Food


The "night market" close to the hostel.  This is where we would buy our egg sandwiches, pineapple and wakeye and jollof in the evening.  
Fried plantain and palava sauce

Ghanaian food is quite the mix of flavors. There is usually a starch and a protein, and that constitutes a meal. There is lots of plantain, yam, rice (plain, jollof, fried, wakeye, omotuo), beans, banku, fufu, Tuo Zaafi , kenkey, palava sauce, red sauce, fried chicken, okro stew and ground nut soup.    Much of the food is cooked in oil, and tends to be served with tomato-based sauces.  It was delicious. Half the adventure was trying all the new foods. 
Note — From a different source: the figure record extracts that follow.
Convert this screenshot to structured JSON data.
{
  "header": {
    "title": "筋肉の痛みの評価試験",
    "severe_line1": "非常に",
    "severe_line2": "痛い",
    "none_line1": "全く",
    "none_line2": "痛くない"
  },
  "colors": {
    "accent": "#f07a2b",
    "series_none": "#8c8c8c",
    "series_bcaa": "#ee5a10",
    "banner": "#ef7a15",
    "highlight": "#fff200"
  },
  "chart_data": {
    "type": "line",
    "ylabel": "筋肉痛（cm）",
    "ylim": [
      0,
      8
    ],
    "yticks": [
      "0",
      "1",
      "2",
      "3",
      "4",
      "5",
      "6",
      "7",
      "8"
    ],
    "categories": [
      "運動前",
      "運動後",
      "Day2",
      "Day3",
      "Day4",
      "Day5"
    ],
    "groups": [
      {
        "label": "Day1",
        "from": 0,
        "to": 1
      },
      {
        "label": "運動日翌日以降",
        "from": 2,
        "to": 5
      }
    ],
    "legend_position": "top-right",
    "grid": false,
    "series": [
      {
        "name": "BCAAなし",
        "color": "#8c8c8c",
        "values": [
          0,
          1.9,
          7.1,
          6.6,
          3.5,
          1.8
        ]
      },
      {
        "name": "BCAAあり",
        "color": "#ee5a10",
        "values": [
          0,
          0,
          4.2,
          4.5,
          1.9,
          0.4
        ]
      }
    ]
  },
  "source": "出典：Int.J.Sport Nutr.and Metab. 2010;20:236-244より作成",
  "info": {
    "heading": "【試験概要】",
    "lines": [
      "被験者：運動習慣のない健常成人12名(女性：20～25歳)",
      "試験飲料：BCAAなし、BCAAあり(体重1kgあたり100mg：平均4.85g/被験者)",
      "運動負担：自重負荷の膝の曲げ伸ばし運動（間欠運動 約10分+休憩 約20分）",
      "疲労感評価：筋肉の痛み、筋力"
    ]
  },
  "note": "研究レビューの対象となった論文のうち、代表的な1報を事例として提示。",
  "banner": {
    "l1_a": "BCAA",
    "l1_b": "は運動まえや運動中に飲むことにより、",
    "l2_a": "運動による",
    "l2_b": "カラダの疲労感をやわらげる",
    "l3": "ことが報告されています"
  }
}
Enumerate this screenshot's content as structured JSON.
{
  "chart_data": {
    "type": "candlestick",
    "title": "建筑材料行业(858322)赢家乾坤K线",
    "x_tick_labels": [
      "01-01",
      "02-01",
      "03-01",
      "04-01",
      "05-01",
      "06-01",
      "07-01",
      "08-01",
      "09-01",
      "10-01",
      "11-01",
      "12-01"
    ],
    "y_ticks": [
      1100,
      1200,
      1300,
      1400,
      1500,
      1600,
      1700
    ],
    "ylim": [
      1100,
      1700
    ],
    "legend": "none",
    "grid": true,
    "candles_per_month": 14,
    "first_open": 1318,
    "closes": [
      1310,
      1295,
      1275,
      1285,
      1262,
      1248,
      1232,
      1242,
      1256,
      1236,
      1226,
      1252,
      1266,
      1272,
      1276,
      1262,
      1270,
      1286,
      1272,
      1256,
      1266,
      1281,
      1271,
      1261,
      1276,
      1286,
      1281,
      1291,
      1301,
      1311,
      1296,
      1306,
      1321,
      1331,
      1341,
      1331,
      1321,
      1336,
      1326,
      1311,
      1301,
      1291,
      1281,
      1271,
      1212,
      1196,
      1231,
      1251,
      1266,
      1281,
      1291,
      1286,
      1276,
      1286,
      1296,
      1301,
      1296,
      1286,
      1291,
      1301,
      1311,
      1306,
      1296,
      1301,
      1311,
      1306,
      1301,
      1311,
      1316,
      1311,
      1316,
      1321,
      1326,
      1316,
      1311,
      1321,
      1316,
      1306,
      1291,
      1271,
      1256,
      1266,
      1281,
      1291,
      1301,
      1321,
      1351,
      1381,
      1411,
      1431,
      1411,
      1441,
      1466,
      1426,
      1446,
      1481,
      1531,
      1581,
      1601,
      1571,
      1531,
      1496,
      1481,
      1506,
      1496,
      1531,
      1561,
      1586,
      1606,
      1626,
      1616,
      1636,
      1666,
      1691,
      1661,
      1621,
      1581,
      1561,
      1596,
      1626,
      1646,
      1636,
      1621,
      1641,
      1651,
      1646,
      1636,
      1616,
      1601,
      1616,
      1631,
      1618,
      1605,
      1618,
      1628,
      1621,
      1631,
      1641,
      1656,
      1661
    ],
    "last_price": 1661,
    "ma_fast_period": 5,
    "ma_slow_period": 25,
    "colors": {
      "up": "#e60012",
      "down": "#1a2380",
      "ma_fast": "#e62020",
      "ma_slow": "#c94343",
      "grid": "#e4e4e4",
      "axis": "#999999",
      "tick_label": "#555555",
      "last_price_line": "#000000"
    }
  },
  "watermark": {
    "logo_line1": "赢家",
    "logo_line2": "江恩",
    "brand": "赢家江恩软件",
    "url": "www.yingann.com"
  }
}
Chicken, rice and a tomato based sauce with onions, cabbage, peppers and beans.
It is also, literally, a mix of flavors. Most of the soups/stews are fish based (so there are occasionally small fish bones in the bottom of the bowl).  With these fish based soups/stews, you can usually get your choice of meat, either goat, chicken, beef of bush meat/”grass cutter”. 
Palava sauce and ampesi (boiled yam)
One of the many stands to buy food.
Omotuo (rice ball) in groundnut (peanut) soup

Walking to class in the morning was always a joy, as Kendra and I would stop and buy a fried egg sandwich and a 1 cedi pineapple (approximately 70 cents), for our morning snack.  It was the most delicious pineapple I have ever eaten, it was so fresh, along with all the other fruit available.  I think I enjoyed the food so much because it was cheap!  For less than 5 cedi a day, I could eat 3 meals, as well as a large amount of fruit.

I also love eating bananas in Ghana.  They are fresh and cheap!  At the night market on campus, I would pay 50 pesewas for 3 bananas (but they would usually throw in a 4th because Kendra and I are twins).  At the building outside the classroom, we paid 20 pesewas for 2, and at Shop-rite I was able to get 8 for 49 pesewas.  Out of the bus window, on the way to Tamale, Tori  was able to pay 20 pesewas for 6.  I guess it pays to get out of the city.